Todd Terje’s disco-tinged set is another stand-out moment, transforming the Now Wave tent into dancefloor euphoria with the Norwegian DJ seamlessly blending electronic basslines with feel-good funk. The Daft Punk-esque set culminates in a lot of happy faces partaking in a mass sing-along (if you can call it that) to well-known anthem ‘Inspector Norse’.
The rest of the day passes flitting between stages until we discover the outdoor Circus Stage, which seems to have an unrivalled atmosphere at most points during the day. Despite the characteristically damp weather the vibe here is electric – and stays this way for the whole festival. It’s a new addition this year, and certain to be a more permanent fixture in years to come judging from today.
As the day begins to draw to an end it’s back to the main stage for headliners Chemical Brothers – and they do not disappoint. Jaw-dropping visuals, lights, lasers and a set-list of back catalogue tunes like ‘Hey Boy Hey Girl’, ‘Block Rockin’ Beats’, ‘Do It Again’, ‘Galvanize’ and the more recent hit ‘Go’ make for an unforgettable first day festival closer.
Day two doesn’t offer up quite as many highlights as the first, though Tiga is on form early on, ensuring the entire Bugged Out tent is packed to the rafters, and Danny Howard too offers up huge party vibes with a mix of Crystal Waters’ ‘Gypsy Woman’ towards the end of his set, helping to make up for a rather lacklustre performance from Julio Bashmore.

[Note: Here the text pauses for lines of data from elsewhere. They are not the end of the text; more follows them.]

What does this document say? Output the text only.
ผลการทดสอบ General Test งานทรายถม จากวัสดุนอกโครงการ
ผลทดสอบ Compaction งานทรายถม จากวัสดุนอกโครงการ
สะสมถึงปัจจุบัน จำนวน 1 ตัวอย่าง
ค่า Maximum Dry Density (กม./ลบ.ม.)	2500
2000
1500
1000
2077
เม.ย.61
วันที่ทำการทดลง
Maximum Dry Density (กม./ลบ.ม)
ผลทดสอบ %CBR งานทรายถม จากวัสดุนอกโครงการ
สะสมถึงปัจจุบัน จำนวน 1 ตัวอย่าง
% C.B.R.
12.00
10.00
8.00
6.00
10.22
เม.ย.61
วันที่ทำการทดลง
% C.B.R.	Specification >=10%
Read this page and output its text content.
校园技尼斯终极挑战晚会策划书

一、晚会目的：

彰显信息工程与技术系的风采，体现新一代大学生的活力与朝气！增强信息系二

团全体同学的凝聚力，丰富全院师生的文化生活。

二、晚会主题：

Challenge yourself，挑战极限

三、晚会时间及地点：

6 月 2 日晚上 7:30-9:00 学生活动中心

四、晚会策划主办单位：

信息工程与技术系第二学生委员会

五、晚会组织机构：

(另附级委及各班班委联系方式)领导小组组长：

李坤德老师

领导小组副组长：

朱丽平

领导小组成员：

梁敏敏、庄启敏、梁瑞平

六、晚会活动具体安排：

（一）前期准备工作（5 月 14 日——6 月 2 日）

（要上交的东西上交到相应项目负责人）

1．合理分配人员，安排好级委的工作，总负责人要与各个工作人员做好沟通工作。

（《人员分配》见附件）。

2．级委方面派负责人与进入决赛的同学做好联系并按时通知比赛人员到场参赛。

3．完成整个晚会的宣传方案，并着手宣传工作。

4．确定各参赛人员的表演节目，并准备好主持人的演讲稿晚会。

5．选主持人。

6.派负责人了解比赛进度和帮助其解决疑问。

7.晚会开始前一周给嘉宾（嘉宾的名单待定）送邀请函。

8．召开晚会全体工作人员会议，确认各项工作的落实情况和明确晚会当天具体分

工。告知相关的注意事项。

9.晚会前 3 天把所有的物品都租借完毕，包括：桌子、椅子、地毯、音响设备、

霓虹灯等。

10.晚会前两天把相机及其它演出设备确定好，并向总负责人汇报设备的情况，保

Deciding to skip the main headliners, we take to the Sounds of the Near Future stage first for Flume.Following that Jamie XX is predictably masterful in giving the crowd what they want, starting with a mix of Joy Division before moving into a set comprising of some of his best work: ‘Gosh’, ‘I Know There’s Gonna Be’ and ‘Loud Places’ causing the biggest stir as the dancefloor swells and people no longer bother to steer clear of the mini-flood that makes up a large portion of the tent. A fittingly euphoric end to the weekend.
Where we stayed
Perfectly located across the road from Manchester Piccadilly Station, Motel One is a budget hotel with the ethos ‘great design for little money’. Walking into the building, the stylish surroundings consist of Britpop-themed décor – LPs, musical instruments and posters of some the city’s finest musical exports adorn the walls. The rooms also continues the smart, modern feel and provided more than adequate comfort for our aching limbs following two longs days. Low prices for high quality surroundings and service along with an ideal location, it’s the perfect place if you’re looking for somewhere to relax whether you’re on business or leisure.